Willet made a show of weighing her options. “All right, then. I think we’ve earned our pay for today. Helm, let’s blow this Popsicle stand. Wouldn’t do to get nailed by a random shot.”
“Aye, ma’am,” the helmsman replied.
But Willet wasn’t really paying attention. She was watching the Nagano slip away.
34
D-DAY + 41. 13 JUNE 1944. 0710 HOURS (LOCAL TIME). ALAMOGORDO AIR FIELD, NEW MEXICO.
The last B-52 ever built rolled off the Boeing assembly line in 1962, thirty years before Caro Llewellyn was born. They were still kicking ass sixty years later, when she was flying Raptors off the Big Hill for a living. The air force had been intending to keep them in service until 2050, at which point the youngest of the airframes would be coming up on ninety years old. Of course, being a navy flier, that meant shit to her.
Or it had until Manning Pope had opened a can of wormholes and dragged Caro’s sorry carcass all the way back to 1942. Now, sitting in the pilot’s seat of a brand-new B-52 Stratofortress waiting for clearance to open the throttles and get the hell out of Dodge, or out of Alamogordo Air Field at any rate, she shifted uncomfortably in her new Army Air Force flight suit and tried not think about the Escher-print metaphysical detour her life had taken that day off East Timor.
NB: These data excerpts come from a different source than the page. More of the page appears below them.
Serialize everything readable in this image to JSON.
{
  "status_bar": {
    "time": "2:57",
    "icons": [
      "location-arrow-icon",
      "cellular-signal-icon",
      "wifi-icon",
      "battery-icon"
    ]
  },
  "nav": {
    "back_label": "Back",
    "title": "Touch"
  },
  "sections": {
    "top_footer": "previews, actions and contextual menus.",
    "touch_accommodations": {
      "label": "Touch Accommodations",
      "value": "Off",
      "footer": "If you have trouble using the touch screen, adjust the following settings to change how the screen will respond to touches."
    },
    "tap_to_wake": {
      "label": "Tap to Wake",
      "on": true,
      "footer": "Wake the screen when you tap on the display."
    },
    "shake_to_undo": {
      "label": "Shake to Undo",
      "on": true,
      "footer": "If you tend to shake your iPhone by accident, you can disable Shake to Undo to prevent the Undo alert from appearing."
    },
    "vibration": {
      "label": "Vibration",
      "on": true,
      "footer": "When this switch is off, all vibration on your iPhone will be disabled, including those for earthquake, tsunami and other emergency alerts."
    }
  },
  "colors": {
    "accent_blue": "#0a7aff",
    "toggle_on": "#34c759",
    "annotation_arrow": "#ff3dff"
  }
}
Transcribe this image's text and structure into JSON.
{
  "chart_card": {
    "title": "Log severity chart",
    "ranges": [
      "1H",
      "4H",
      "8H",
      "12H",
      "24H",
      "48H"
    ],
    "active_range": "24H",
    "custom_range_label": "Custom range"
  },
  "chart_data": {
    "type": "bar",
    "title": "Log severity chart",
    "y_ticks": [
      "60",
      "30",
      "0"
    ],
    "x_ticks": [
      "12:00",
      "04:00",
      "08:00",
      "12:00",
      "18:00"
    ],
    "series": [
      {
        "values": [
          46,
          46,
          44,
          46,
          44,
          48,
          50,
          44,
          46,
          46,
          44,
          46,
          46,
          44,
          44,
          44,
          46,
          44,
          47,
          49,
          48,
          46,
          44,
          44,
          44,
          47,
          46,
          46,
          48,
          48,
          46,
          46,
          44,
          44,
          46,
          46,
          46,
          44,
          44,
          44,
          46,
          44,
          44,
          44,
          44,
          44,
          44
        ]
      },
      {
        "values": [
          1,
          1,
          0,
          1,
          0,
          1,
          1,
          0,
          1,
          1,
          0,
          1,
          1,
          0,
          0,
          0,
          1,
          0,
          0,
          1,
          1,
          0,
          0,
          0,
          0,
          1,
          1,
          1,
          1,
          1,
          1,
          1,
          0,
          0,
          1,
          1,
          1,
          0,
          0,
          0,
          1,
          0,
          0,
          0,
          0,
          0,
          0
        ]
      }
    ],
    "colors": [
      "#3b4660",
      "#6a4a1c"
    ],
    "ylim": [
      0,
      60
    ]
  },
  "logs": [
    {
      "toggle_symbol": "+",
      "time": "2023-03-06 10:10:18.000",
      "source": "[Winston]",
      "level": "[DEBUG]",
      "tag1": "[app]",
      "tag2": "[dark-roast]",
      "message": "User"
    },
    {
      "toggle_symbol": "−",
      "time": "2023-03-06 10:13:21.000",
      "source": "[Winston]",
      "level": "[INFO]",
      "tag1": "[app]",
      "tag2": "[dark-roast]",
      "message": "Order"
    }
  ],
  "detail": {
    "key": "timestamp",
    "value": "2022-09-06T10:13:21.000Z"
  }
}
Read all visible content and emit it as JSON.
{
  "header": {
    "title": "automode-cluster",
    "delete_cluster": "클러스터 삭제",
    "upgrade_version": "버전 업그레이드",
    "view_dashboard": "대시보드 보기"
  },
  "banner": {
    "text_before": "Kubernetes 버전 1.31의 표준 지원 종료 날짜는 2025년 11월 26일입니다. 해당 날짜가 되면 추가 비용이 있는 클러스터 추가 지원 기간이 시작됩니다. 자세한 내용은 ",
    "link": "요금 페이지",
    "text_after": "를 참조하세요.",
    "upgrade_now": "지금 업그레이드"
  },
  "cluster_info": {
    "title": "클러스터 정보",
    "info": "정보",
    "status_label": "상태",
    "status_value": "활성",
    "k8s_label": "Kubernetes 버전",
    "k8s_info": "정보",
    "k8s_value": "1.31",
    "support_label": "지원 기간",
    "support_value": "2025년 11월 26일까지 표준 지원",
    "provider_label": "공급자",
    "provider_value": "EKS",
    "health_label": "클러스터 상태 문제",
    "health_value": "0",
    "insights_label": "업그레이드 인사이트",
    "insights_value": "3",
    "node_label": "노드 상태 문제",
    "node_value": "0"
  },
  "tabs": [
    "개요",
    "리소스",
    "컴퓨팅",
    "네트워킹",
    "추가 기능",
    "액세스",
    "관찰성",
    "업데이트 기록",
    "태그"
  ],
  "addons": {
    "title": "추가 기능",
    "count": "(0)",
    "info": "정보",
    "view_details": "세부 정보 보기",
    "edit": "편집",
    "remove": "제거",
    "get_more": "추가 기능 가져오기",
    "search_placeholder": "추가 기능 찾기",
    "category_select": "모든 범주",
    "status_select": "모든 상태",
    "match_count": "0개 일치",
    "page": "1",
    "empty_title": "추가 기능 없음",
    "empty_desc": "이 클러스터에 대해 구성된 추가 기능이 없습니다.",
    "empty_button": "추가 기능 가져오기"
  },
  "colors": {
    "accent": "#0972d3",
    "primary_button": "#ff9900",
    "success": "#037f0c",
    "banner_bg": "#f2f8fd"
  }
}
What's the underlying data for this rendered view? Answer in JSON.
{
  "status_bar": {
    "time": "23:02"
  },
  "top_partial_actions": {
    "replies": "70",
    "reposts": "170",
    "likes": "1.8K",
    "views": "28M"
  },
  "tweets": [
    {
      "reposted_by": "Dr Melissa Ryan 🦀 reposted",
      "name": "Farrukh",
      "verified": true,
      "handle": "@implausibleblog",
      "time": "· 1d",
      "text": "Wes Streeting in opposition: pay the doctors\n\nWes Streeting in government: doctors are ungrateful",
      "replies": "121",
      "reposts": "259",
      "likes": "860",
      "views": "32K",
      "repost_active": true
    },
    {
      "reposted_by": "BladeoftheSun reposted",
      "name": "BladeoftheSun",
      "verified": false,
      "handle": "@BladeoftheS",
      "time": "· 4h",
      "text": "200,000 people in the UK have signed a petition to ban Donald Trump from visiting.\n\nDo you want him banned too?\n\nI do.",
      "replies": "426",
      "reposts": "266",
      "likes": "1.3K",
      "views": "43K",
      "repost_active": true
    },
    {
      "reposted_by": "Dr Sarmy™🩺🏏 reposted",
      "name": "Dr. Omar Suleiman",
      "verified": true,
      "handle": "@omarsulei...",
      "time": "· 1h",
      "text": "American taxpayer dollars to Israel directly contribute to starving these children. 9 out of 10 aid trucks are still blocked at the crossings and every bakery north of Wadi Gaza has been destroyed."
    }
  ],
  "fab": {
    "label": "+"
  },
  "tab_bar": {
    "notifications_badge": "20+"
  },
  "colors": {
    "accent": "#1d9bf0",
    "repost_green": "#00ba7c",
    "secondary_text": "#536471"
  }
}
A year ago she’d been transferred without consultation into the newly formed Strategic Air Command, given the temporary rank of colonel in the Army Air Force, and dropped into the middle of the New Mexico desert. And these undeniably weird contortions in her personal fate were all of infinitely less consequence than the mission she was about to lead: the dropping of three atomic bombs on Nazi Germany.
New Mexico had been a real head spin. There were a lot of uptimers stationed out there. Nearly a thousand at her reckoning, which gave them some say in determining the culture of the place, but only some. There were thousands more ’temps, and nearly as many of them were civilians as military. It felt very different from the Zone, where she’d been working on the A-4 program, but it was also a world away from the rest of the country.
“You’re clear to roll, Colonel. Good luck.”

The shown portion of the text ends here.